The State of Invalid Traffic (IVT) in 2026
Before we look at conversions, we must look at waste. The open programmatic web is still heavily plagued by non-human traffic. When brands buy blindly across standard ad exchanges or unvetted affiliate networks, a significant percentage of their budget evaporates before a real human ever sees an ad.
Across the open programmatic web, legacy DSPs regularly experience IVT rates between 5% and 12%. However, when advertisers switch to strictly filtered inventory using pre-bid behavioral analysis (the standard for Auctera), IVT drops by an order of magnitude:
- E-Commerce: Open web average is 8.2%. Filtered benchmark is 0.3%.
- Fintech: Open web average is 11.4%. Filtered benchmark is 0.4%.
- B2B SaaS: Open web average is 5.1%. Filtered benchmark is 0.2%.
- Gaming & Entertainment: Open web average is 14.8%. Filtered benchmark is 0.5%.
The Data Science Takeaway: If your platform does not natively offer deterministic pre-bid filtering, you are likely wasting roughly 8-10% of your gross media spend on bots, scrapers, and click-farms. By eliminating this waste at the root, advertisers instantly see a corresponding 8-10% improvement in their baseline CPA.
MTA vs. Last-Click ROAS Discrepancies
Our data shows a startling discrepancy between what legacy "last-click" dashboards report and what actually happened across the multi-touch journey. When we ported 50 enterprise clients from a legacy affiliate network to Auctera's Unified Data Layer, we discovered that 31% of all "affiliate conversions" had previously been touched by a DSP ad within the last 48 hours.
Because the legacy DSP and the legacy affiliate network couldn't speak to each other, the advertiser was paying both platforms for the same conversion. By moving to a Multi-Touch Attribution (MTA) model, these brands recovered nearly a third of their acquisition budget, allowing them to reinvest in net-new upper-funnel growth.
E-Commerce & D2C Benchmarks
The Direct-to-Consumer space relies heavily on dynamic creative optimization (DCO), sequential retargeting, and high-volume influencer affiliates. Margin compression makes every cent of CPA matter.
- Average CPA (Fashion): $22.50
- Average CPA (Health & Wellness): $38.10
- Average ROAS: 3.8x (up from 3.1x in 2024 due to better AI audience matching)
- Conversion Rate (from Click): 2.4%
- Highest Converting Channel: Cross-device Retargeting Cloud (42% of conversions), followed closely by Vetted Affiliate Content Sites (31%).
Fintech & App Install Benchmarks
Fintech requires rigorous brand safety, extremely high-intent targeting, and strict compliance with financial regulations. Consequently, CPAs are higher, but Lifetime Value (LTV) justifies the spend.
- Average Cost Per Install (CPI): $4.15
- Average Cost Per Funded Account (CPA): $68.00 (Retail Banking) / $145.00 (Crypto/Trading)

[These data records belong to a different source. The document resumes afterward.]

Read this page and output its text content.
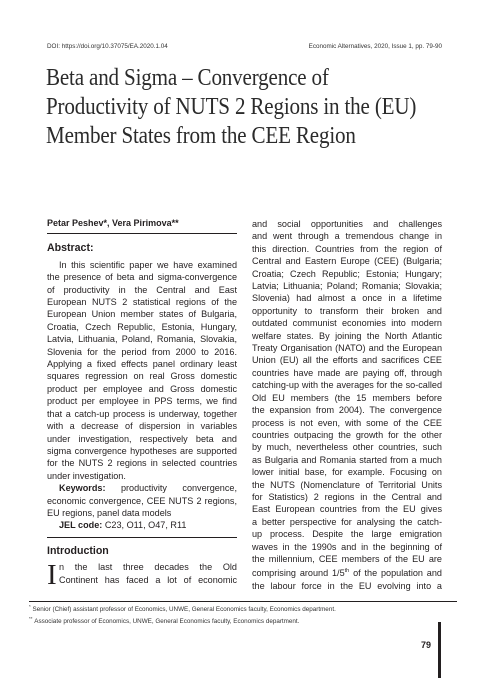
DOI: https://doi.org/10.37075/EA.2020.1.04	Economic Alternatives, 2020, Issue 1, pp. 79-90
Beta and Sigma – Convergence of
Productivity of NUTS 2 Regions in the (EU)
Member States from the CEE Region
Petar Peshev*, Vera Pirimova**
Abstract:
In this scientific paper we have examined
the presence of beta and sigma-convergence
of productivity in the Central and East
European NUTS 2 statistical regions of the
European Union member states of Bulgaria,
Croatia, Czech Republic, Estonia, Hungary,
Latvia, Lithuania, Poland, Romania, Slovakia,
Slovenia for the period from 2000 to 2016.
Applying a fixed effects panel ordinary least
squares regression on real Gross domestic
product per employee and Gross domestic
product per employee in PPS terms, we find
that a catch-up process is underway, together
with a decrease of dispersion in variables
under investigation, respectively beta and
sigma convergence hypotheses are supported
for the NUTS 2 regions in selected countries
under investigation.
Keywords: productivity convergence,
economic convergence, CEE NUTS 2 regions,
EU regions, panel data models
JEL code: C23, O11, O47, R11
Introduction
I n the last three decades the Old
Continent has faced a lot of economic
and social opportunities and challenges
and went through a tremendous change in
this direction. Countries from the region of
Central and Eastern Europe (CEE) (Bulgaria;
Croatia; Czech Republic; Estonia; Hungary;
Latvia; Lithuania; Poland; Romania; Slovakia;
Slovenia) had almost a once in a lifetime
opportunity to transform their broken and
outdated communist economies into modern
welfare states. By joining the North Atlantic
Treaty Organisation (NATO) and the European
Union (EU) all the efforts and sacrifices CEE
countries have made are paying off, through
catching-up with the averages for the so-called
Old EU members (the 15 members before
the expansion from 2004). The convergence
process is not even, with some of the CEE
countries outpacing the growth for the other
by much, nevertheless other countries, such
as Bulgaria and Romania started from a much
lower initial base, for example. Focusing on
the NUTS (Nomenclature of Territorial Units
for Statistics) 2 regions in the Central and
East European countries from the EU gives
a better perspective for analysing the catch-
up process. Despite the large emigration
waves in the 1990s and in the beginning of
the millennium, CEE members of the EU are
comprising around 1/5th of the population and
the labour force in the EU evolving into a
* Senior (Chief) assistant professor of Economics, UNWE, General Economics faculty, Economics department.
** Associate professor of Economics, UNWE, General Economics faculty, Economics department.
79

- Average Day-7 Retention: 28%
- Highest Converting Channel: Vetted Affiliate Network Partners (55% of conversions). Fintech apps rely heavily on trusted financial aggregators and review sites to build consumer trust.
B2B SaaS Enterprise Benchmarks
B2B sales cycles are long and require complex, multi-stage measurement over 90+ days. The goal here is not an impulse purchase, but a Marketing Qualified Lead (MQL) that turns into a booked demo.
- Average Cost Per Lead (MQL): $145.00
- Average Cost Per Demo Booked: $420.00
- Average Cost Per Won Opportunity (Enterprise): $4,800.00
- Highest Converting Channel: Programmatic Native & CTV Awareness (to build the initial brand footprint) followed by targeted LinkedIn/B2B Retargeting (65% of conversions).
Why These Benchmarks Matter
If your numbers are significantly worse than these benchmarks, your data is likely fragmented. When platforms compete against each other in silos, frequency caps break, users are spammed with identical creatives, and you end up paying duplicate commissions.
Unified architecture is no longer a luxury; it is the baseline requirement for hitting target ROAS in a highly competitive market. By comparing your internal dashboards against this $2B+ dataset, you can immediately identify whether your bottlenecks are creative, structural, or attribution-related.